On a cloudless day, the volunteers arrived from campus via the 51B AC Transit bus and walked to the corner of Spinnaker Way and Marina Boulevard where the Conservancy had a table with tools and supplies.
After signing the required waiver paperwork, the volunteers got a short safety talk and orientation about Cesar Chavez Park from Conservancy organizer Marty Nicolaus. Then Conservancy Board Member Jutta Burger, a naturalist well known to readers of this blog as the power behind Flora Friday, trained the students in how to plant seeds in the rough ground left bare by the Rip-Rap Rehab Project of this past summer.
To avoid birds gleaning the seeds or the wind blowing them into the water, Jutta’s method was to scratch a shallow furrow. Volunteers then formed teams of two. One member fed the seeds sparingly into the furrow while another walked behind and closed the furrow by stepping on it. The seeds ended up buried perhaps a quarter of an inch or half an inch on the average.

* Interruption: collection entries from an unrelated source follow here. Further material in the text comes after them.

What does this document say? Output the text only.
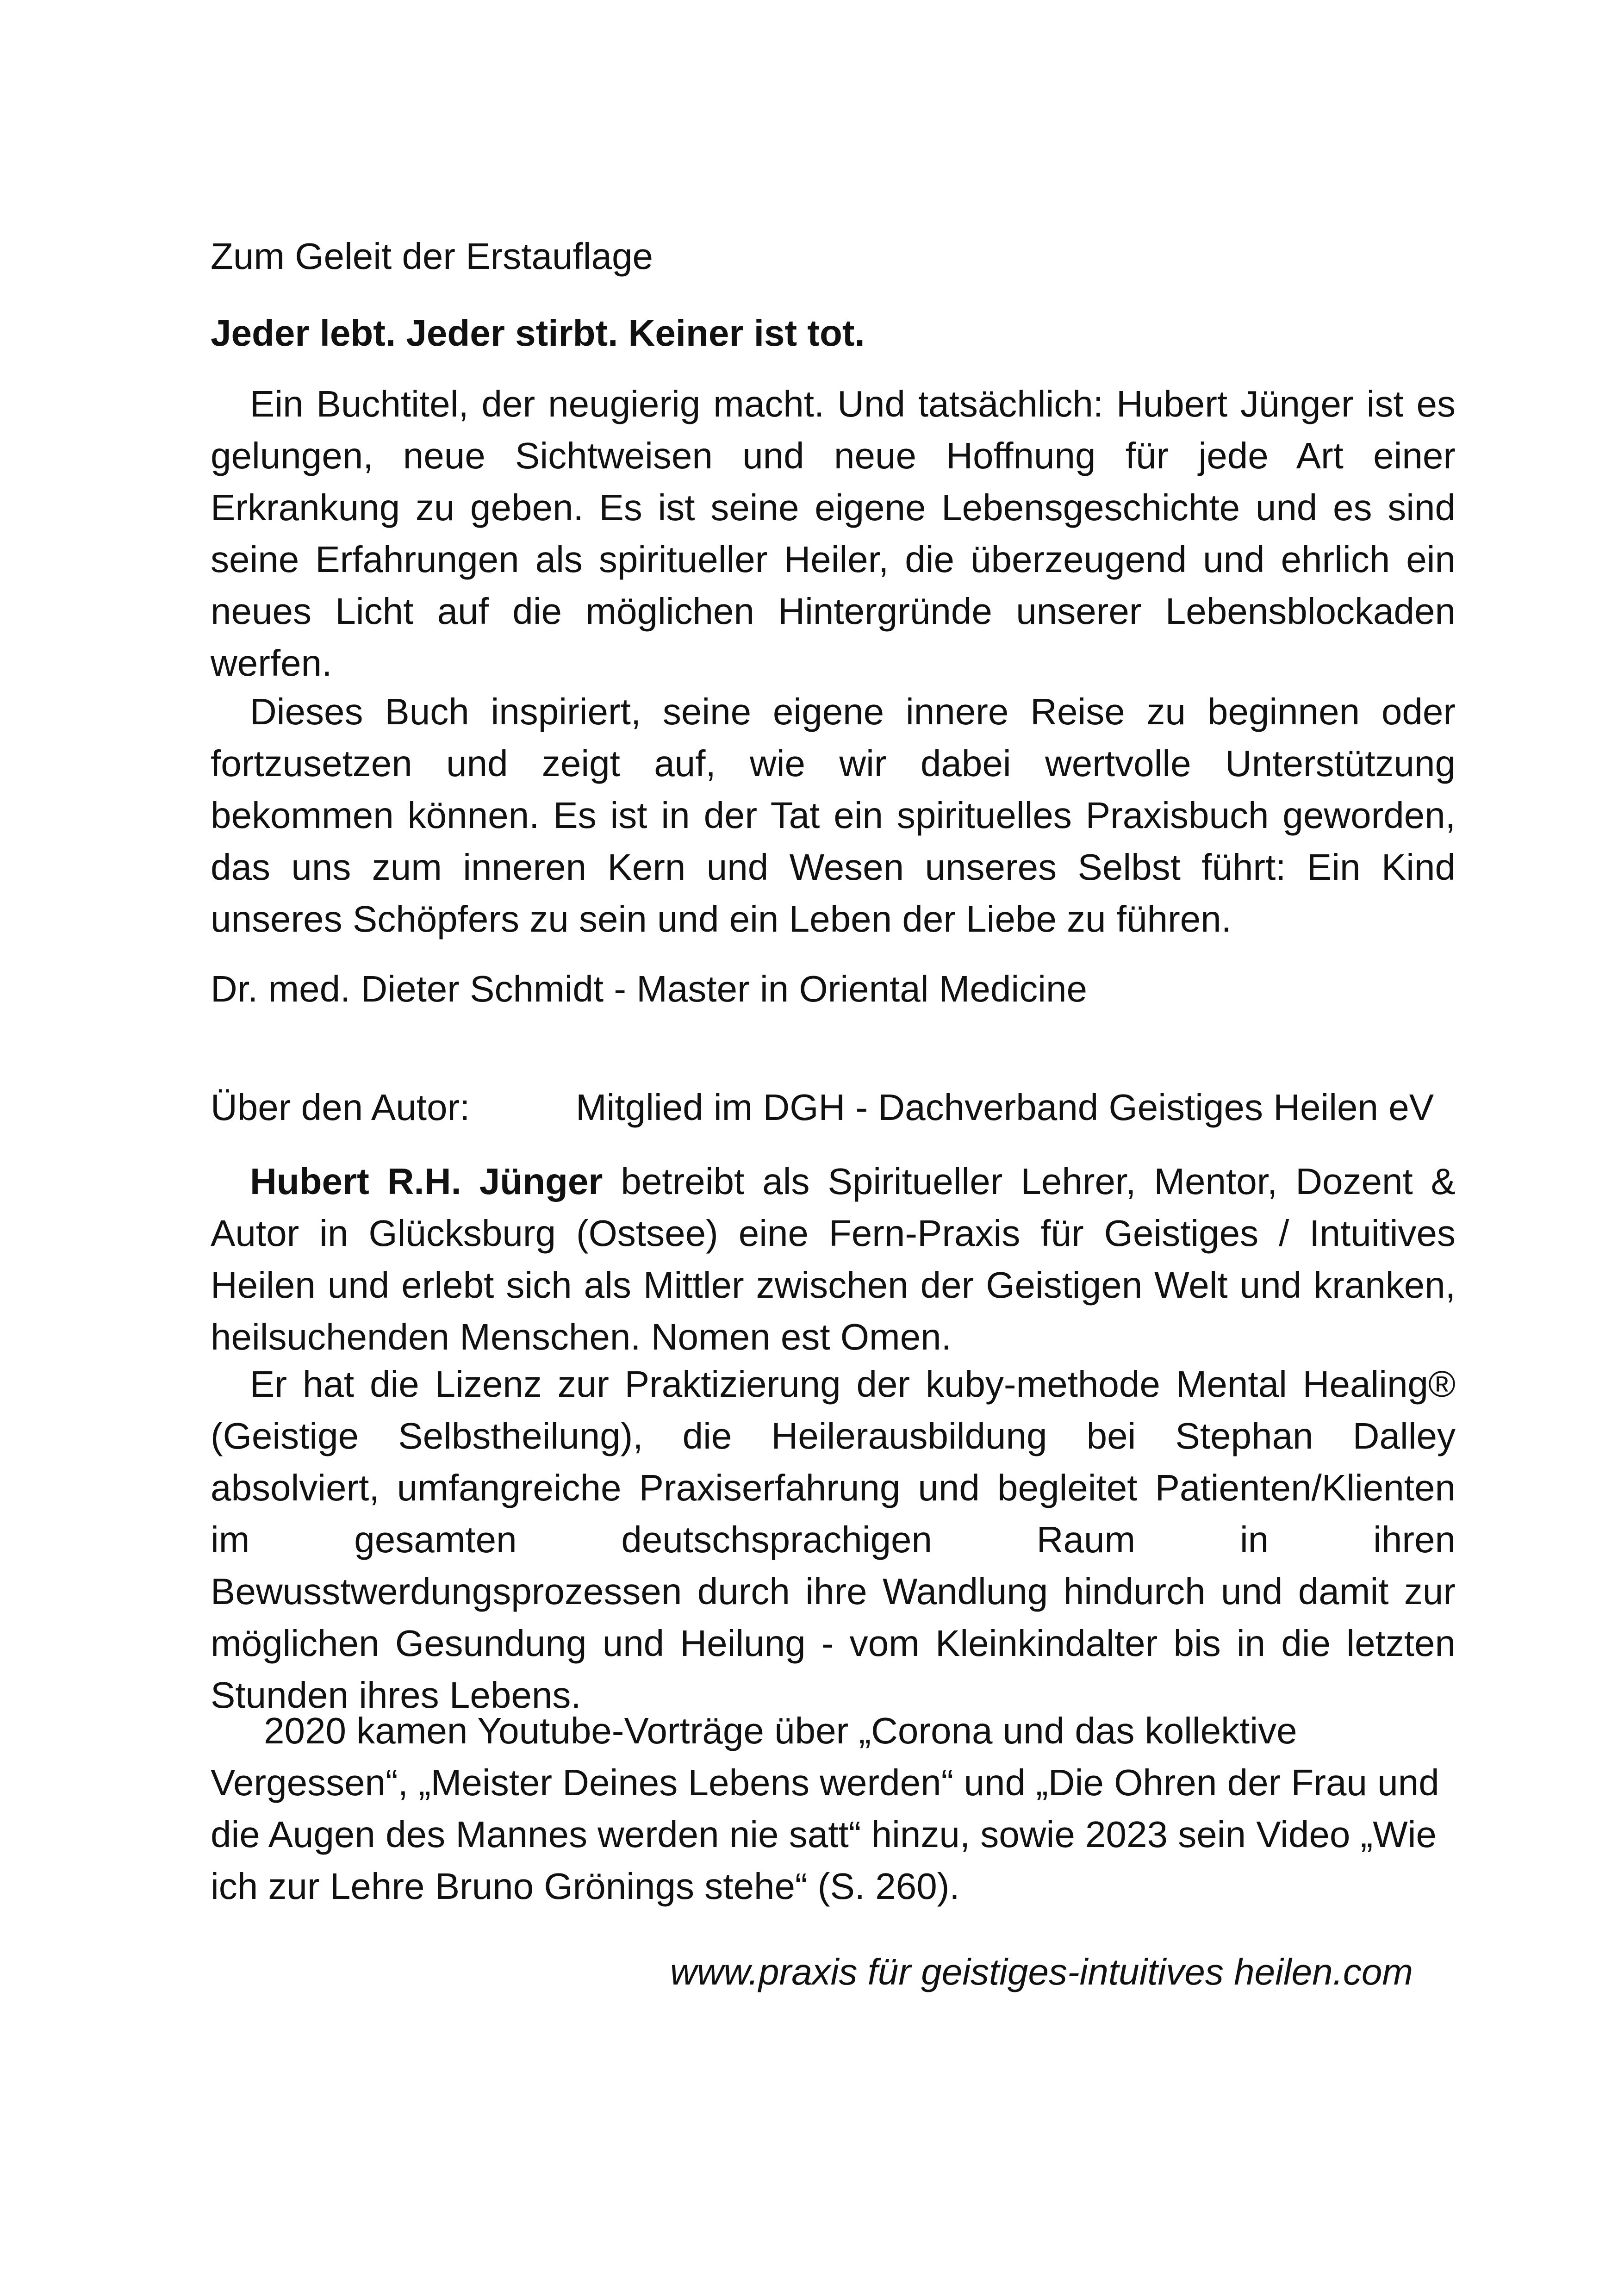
Zum Geleit der Erstauflage

Jeder lebt. Jeder stirbt. Keiner ist tot.

Ein Buchtitel, der neugierig macht. Und tatsächlich: Hubert Jünger ist es gelungen, neue Sichtweisen und neue Hoffnung für jede Art einer Erkrankung zu geben. Es ist seine eigene Lebensgeschichte und es sind seine Erfahrungen als spiritueller Heiler, die überzeugend und ehrlich ein neues Licht auf die möglichen Hintergründe unserer Lebensblockaden werfen.

Dieses Buch inspiriert, seine eigene innere Reise zu beginnen oder fortzusetzen und zeigt auf, wie wir dabei wertvolle Unterstützung bekommen können. Es ist in der Tat ein spirituelles Praxisbuch geworden, das uns zum inneren Kern und Wesen unseres Selbst führt: Ein Kind unseres Schöpfers zu sein und ein Leben der Liebe zu führen.

Dr. med. Dieter Schmidt - Master in Oriental Medicine

Über den Autor:	Mitglied im DGH - Dachverband Geistiges Heilen eV

Hubert R.H. Jünger betreibt als Spiritueller Lehrer, Mentor, Dozent & Autor in Glücksburg (Ostsee) eine Fern-Praxis für Geistiges / Intuitives Heilen und erlebt sich als Mittler zwischen der Geistigen Welt und kranken, heilsuchenden Menschen. Nomen est Omen.

Er hat die Lizenz zur Praktizierung der kuby-methode Mental Healing® (Geistige Selbstheilung), die Heilerausbildung bei Stephan Dalley absolviert, umfangreiche Praxiserfahrung und begleitet Patienten/Klienten im gesamten deutschsprachigen Raum in ihren Bewusstwerdungsprozessen durch ihre Wandlung hindurch und damit zur möglichen Gesundung und Heilung - vom Kleinkindalter bis in die letzten Stunden ihres Lebens.

2020 kamen Youtube-Vorträge über „Corona und das kollektive Vergessen“, „Meister Deines Lebens werden“ und „Die Ohren der Frau und die Augen des Mannes werden nie satt“ hinzu, sowie 2023 sein Video „Wie ich zur Lehre Bruno Grönings stehe“ (S. 260).

www.praxis für geistiges-intuitives heilen.com
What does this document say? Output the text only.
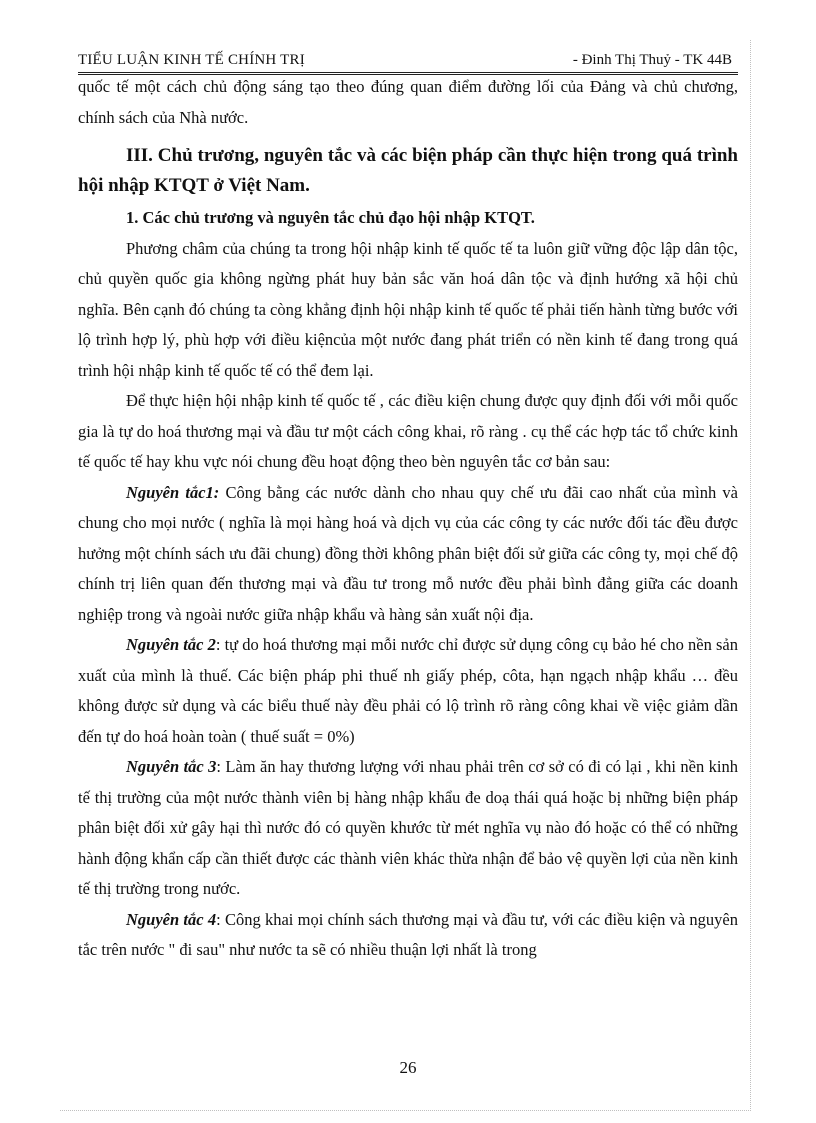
TIỂU LUẬN KINH TẾ CHÍNH TRỊ	- Đinh Thị Thuỷ - TK 44B

quốc tế một cách chủ động sáng tạo theo đúng quan điểm đường lối của Đảng và chủ chương, chính sách của Nhà nước.

III. Chủ trương, nguyên tắc và các biện pháp cần thực hiện trong quá trình hội nhập KTQT ở Việt Nam.

1. Các chủ trương và nguyên tắc chủ đạo hội nhập KTQT.

Phương châm của chúng ta trong hội nhập kinh tế quốc tế ta luôn giữ vững độc lập dân tộc, chủ quyền quốc gia không ngừng phát huy bản sắc văn hoá dân tộc và định hướng xã hội chủ nghĩa. Bên cạnh đó chúng ta còng khẳng định hội nhập kinh tế quốc tế phải tiến hành từng bước với lộ trình hợp lý, phù hợp với điều kiệncủa một nước đang phát triển có nền kinh tế đang trong quá trình hội nhập kinh tế quốc tế có thể đem lại.

Để thực hiện hội nhập kinh tế quốc tế , các điều kiện chung được quy định đối với mỗi quốc gia là tự do hoá thương mại và đầu tư một cách công khai, rõ ràng . cụ thể các hợp tác tổ chức kinh tế quốc tế hay khu vực nói chung đều hoạt động theo bèn nguyên tắc cơ bản sau:

Nguyên tắc1: Công bằng các nước dành cho nhau quy chế ưu đãi cao nhất của mình và chung cho mọi nước ( nghĩa là mọi hàng hoá và dịch vụ của các công ty các nước đối tác đều được hưởng một chính sách ưu đãi chung) đồng thời không phân biệt đối sử giữa các công ty, mọi chế độ chính trị liên quan đến thương mại và đầu tư trong mỗ nước đều phải bình đẳng giữa các doanh nghiệp trong và ngoài nước giữa nhập khẩu và hàng sản xuất nội địa.

Nguyên tắc 2: tự do hoá thương mại mỗi nước chỉ được sử dụng công cụ bảo hé cho nền sản xuất của mình là thuế. Các biện pháp phi thuế nh giấy phép, côta, hạn ngạch nhập khẩu … đều không được sử dụng và các biểu thuế này đều phải có lộ trình rõ ràng công khai về việc giảm dần đến tự do hoá hoàn toàn ( thuế suất = 0%)

Nguyên tắc 3: Làm ăn hay thương lượng với nhau phải trên cơ sở có đi có lại , khi nền kinh tế thị trường của một nước thành viên bị hàng nhập khẩu đe doạ thái quá hoặc bị những biện pháp phân biệt đối xử gây hại thì nước đó có quyền khước từ mét nghĩa vụ nào đó hoặc có thể có những hành động khẩn cấp cần thiết được các thành viên khác thừa nhận để bảo vệ quyền lợi của nền kinh tế thị trường trong nước.

Nguyên tắc 4: Công khai mọi chính sách thương mại và đầu tư, với các điều kiện và nguyên tắc trên nước " đi sau" như nước ta sẽ có nhiều thuận lợi nhất là trong

26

The chosen seed mix consisted of about 75 percent California poppy, with the balance a mixture of California wildflowers including lupine, flax, grindelia, and others.
The student volunteers were Kitty Thompson, Nada Lamie, Sharon Ye, Katharine (Mimi) Shalf, Serena Lowe, Phi Diep, Sarah Roberts, and Amy Oh. Amy organized the outing and served as liaison with the Conservancy.
In about two hours of intense labor, the student crew thoroughly planted the southernmost area of bare ground behind the orange construction fence. Planting the more northerly segments remains for another day.
At noon, the whole crew retired to the Seabreeze Market at the corner of University Avenue and the frontage road for lunch.
All the student volunteers are members of Ethical Apparel, a student-run social enterprise that provides affordable, high-quality screen printing and free design services on ethically-made clothing.
The day’s project coincided with a big turnout for a Breast Cancer walk and fundraiser that brought many hundreds of participants to the park. Thanks are owed to Marina Supervisor Alexandra Endress for facilitating Conservancy members’ free passage into the otherwise restricted ($20) parking area to host the Berkeley Project gig.
With a favorable rain pattern this winter, which is by no means guaranteed, there is a good chance that next spring, park visitors will be greeted by a floral feast for the eyes as they enter the park in this location.